Истинным единством органического мира является человек. «Все царство животных можно почесть за один общий организм, которого частные члены суть все животные, а существенная целость представлена человеком». Отсюда вытекает ряд новых уподоблений между отдельными органами человека и соответственными классами животных: губы соответствуют червям, пальцы — моллюскам и т. д. Новые ряды нитей связывают человеческий организм с физическими силами и геометрическими фигурами и телами.

Не надо забывать, какое важное значение имели все эти искусственные аналогии для поколения двадцатых годов. Ценой их приобретался единственно возможный тогда монистический взгляд на мир; естественно, что молодежь переживала, благодаря этим теориям, «минуты восхитительные, минуты небесные, которых сладости не может понять тот, кого не томила душевная жажда, кто не припадал горячими устами к источнику мыслей, не упивался его магическими струями». Говоря словами одного из представителей этой молодежи, «для ее счастья было необходимо одно: светлая, обширная аксиома, которая обняла бы все и спасла бы ее от мук сомнения»[7]. Шеллингизм давал эту аксиому в своей идее единства мироздания, — и, притом, не мертвого, механического единства атомистической теории, а живого динамического единства жизни, проникавшей вселенную. Естественно, что атомизм и материализм XVIII в. становятся предметом горячих нападений молодежи: отсюда она выводила и падение науки, ударившейся в сухую специализацию, заразившейся духом формализма и ремесленное™, и падение искусства и религии, заменившейся утилитаризмом Бентама, безнравственностью мальтузианства, торгашеской расчетливостью и сухой прозой современного общества[8]. Лицом к лицу с этим упадком, молодежь проникается духом миссионерства и пропаганды. Она напомнит обществу про забытую им «любовь»; она снова «введет в уравнение» данные, забытые людьми при составлении «математической формулы» их поступков: «веру, поэзию, энтузиазм и высокое чувство»[9]. И вот, в пику политической экономии промышленного века, юные идеалисты культивируют самое бесполезное и самое философское из искусств — музыку; из противоречия прошлому здравому смыслу они создают апофеоз сумасшествия и помешательства как лучшего способа общения с таинственным миром духов. Словом, они переносят на русскую почву все вкусы и наклонности немецкого романтизма.

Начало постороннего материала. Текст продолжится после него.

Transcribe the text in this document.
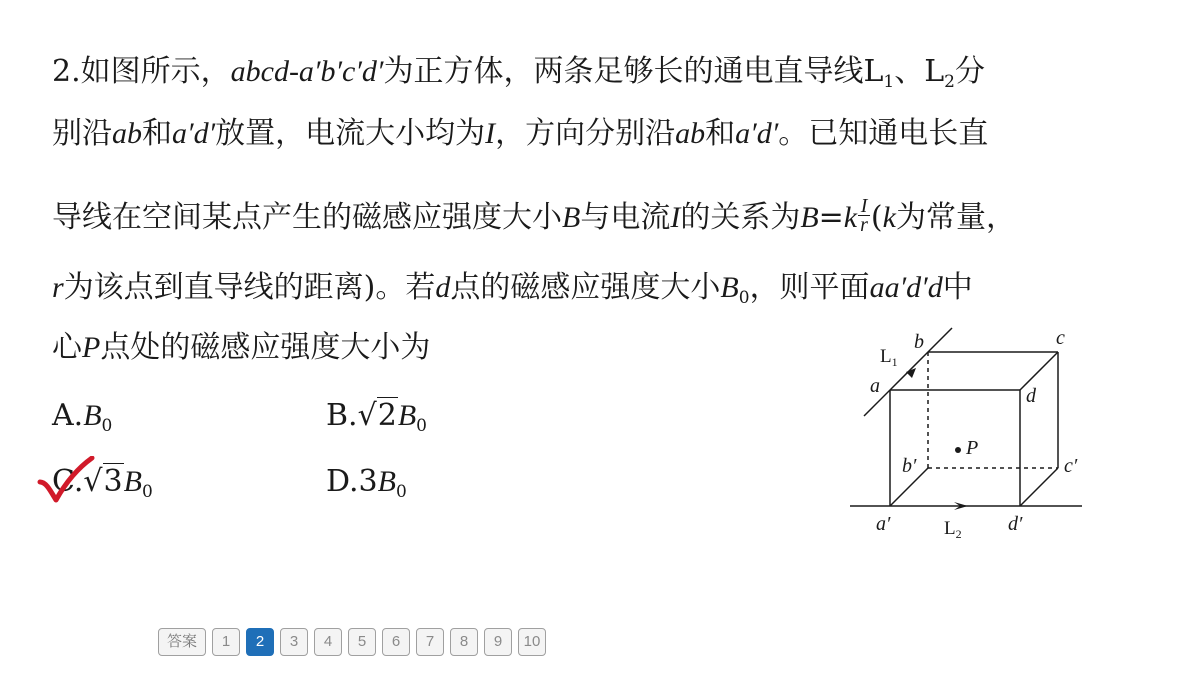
2.如图所示，abcd-a′b′c′d′为正方体，两条足够长的通电直导线$L_1$、$L_2$分
别沿ab和a′d′放置，电流大小均为I，方向分别沿ab和a′d′。已知通电长直
导线在空间某点产生的磁感应强度大小B与电流I的关系为$B=k \frac{I}{r} (k$为常量，
r为该点到直导线的距离)。若d点的磁感应强度大小$B_0$，则平面aa′d′d中
心P点处的磁感应强度大小为
$A.B_0$	$B.√2B_0$
$C.√3B_0$	$D.3B_0$
b	c
a	d
b′	c′
a′	d′
P
$L_1$
$L_2$
答案	1	2	3	4	5	6	7	8	9	10
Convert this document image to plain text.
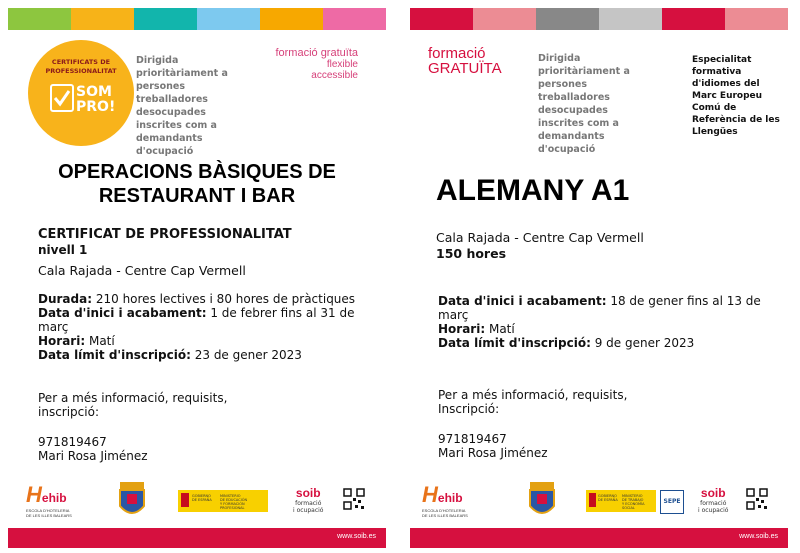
CERTIFICATS DE
PROFESSIONALITAT
SOM
PRO!
Dirigida
prioritàriament a
persones
treballadores
desocupades
inscrites com a
demandants
d'ocupació
formació gratuïta
flexible
accessible
OPERACIONS BÀSIQUES DE
RESTAURANT I BAR
CERTIFICAT DE PROFESSIONALITAT
nivell 1
Cala Rajada - Centre Cap Vermell
Durada: 210 hores lectives i 80 hores de pràctiques
Data d'inici i acabament: 1 de febrer fins al 31 de
març
Horari: Matí
Data límit d'inscripció: 23 de gener 2023
Per a més informació, requisits,
inscripció:
971819467
Mari Rosa Jiménez
Hehib
ESCOLA D'HOTELERIA
DE LES ILLES BALEARS
GOBIERNO
DE ESPAÑA
MINISTERIO
DE EDUCACIÓN
Y FORMACIÓN PROFESIONAL
soib
formació
i ocupació
www.soib.es
formació
GRATUÏTA
Dirigida
prioritàriament a
persones
treballadores
desocupades
inscrites com a
demandants
d'ocupació
Especialitat
formativa
d'idiomes del
Marc Europeu
Comú de
Referència de les
Llengües
ALEMANY A1
Cala Rajada - Centre Cap Vermell
150 hores
Data d'inici i acabament: 18 de gener fins al 13 de
març
Horari: Matí
Data límit d'inscripció: 9 de gener 2023
Per a més informació, requisits,
Inscripció:
971819467
Mari Rosa Jiménez
Hehib
ESCOLA D'HOTELERIA
DE LES ILLES BALEARS
GOBIERNO
DE ESPAÑA
MINISTERIO
DE TRABAJO
Y ECONOMÍA SOCIAL
SEPE
soib
formació
i ocupació
www.soib.es
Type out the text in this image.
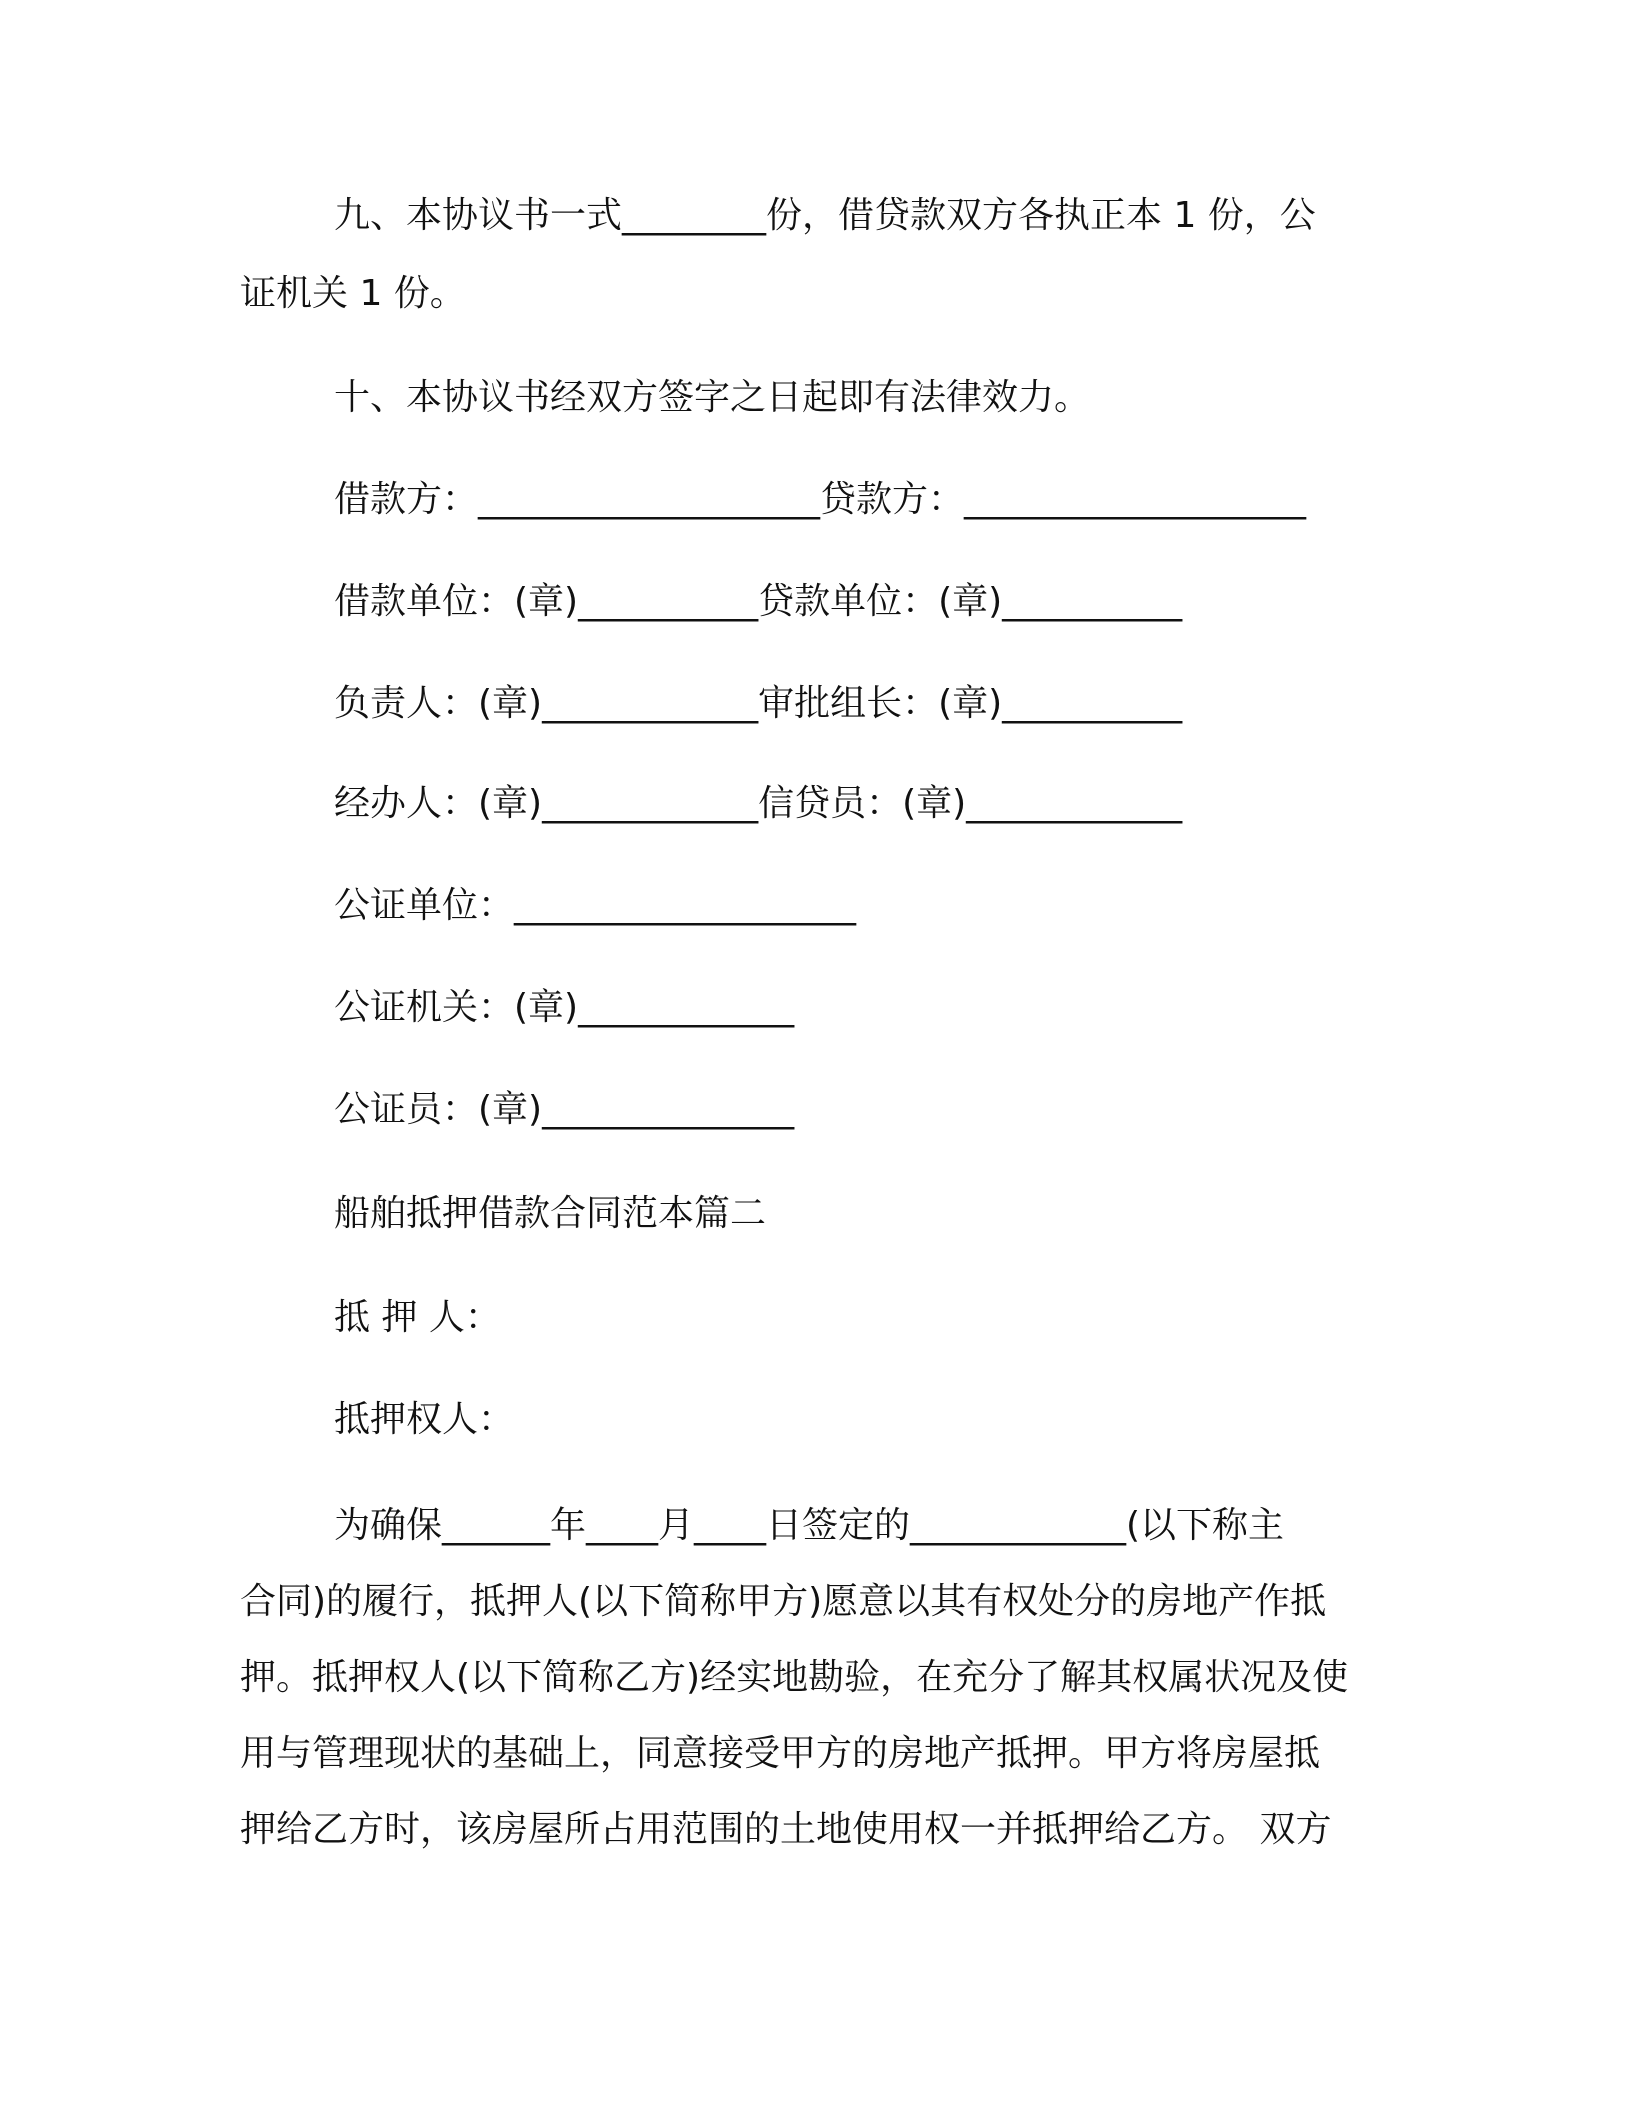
九、本协议书一式________份，借贷款双方各执正本 1 份，公
证机关 1 份。
十、本协议书经双方签字之日起即有法律效力。
借款方：___________________贷款方：___________________
借款单位：(章)__________贷款单位：(章)__________
负责人：(章)____________审批组长：(章)__________
经办人：(章)____________信贷员：(章)____________
公证单位：___________________
公证机关：(章)____________
公证员：(章)______________
船舶抵押借款合同范本篇二
抵 押 人：
抵押权人：
为确保______年____月____日签定的____________(以下称主
合同)的履行，抵押人(以下简称甲方)愿意以其有权处分的房地产作抵
押。抵押权人(以下简称乙方)经实地勘验，在充分了解其权属状况及使
用与管理现状的基础上，同意接受甲方的房地产抵押。甲方将房屋抵
押给乙方时，该房屋所占用范围的土地使用权一并抵押给乙方。 双方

Естественно, что и из натурфилософии молодое поколение берет, главным образом, идею единой космической жизни и делает из этой идеи не столько научное, сколько поэтическое употребление. Такое перемещение интереса сразу чувствуется, например, если от «Биологического исследования» Велланского мы перейдем к «Размышлениям о природе» Максимовича, правда, довольно грубовато написанным[10]. Не входя в бесконечные подразделения Велланского, Максимович спешит принять (в главе V: «О разнообразии и единстве вещества») воду и воздух, друг в друга переходящие и производящие «все вещества минеральные», — за две основные стихии, которые могли «иметь своим началом одну общую земную стихию». В неорганическом мире жизнь природы сохраняется в застывшем, скрытом виде; в органическом — деятельность природы проявляется сохранением формы при непрерывном движении или изменении вещества. Далее, та же «жизнь, которая в минерале представляла мертвенное оцепенение, а в растении была деятельным хранителем своего произведения, в животном является еще чувствующею... посему животное имеет произвольное движение, происходящее от его внутреннего побуждения». «Наконец, жизнь восходит на высшую ступень, одухотворяется, и в храме природы воздвигается человек», природа «мыслит и сознает себя в человеке»[11].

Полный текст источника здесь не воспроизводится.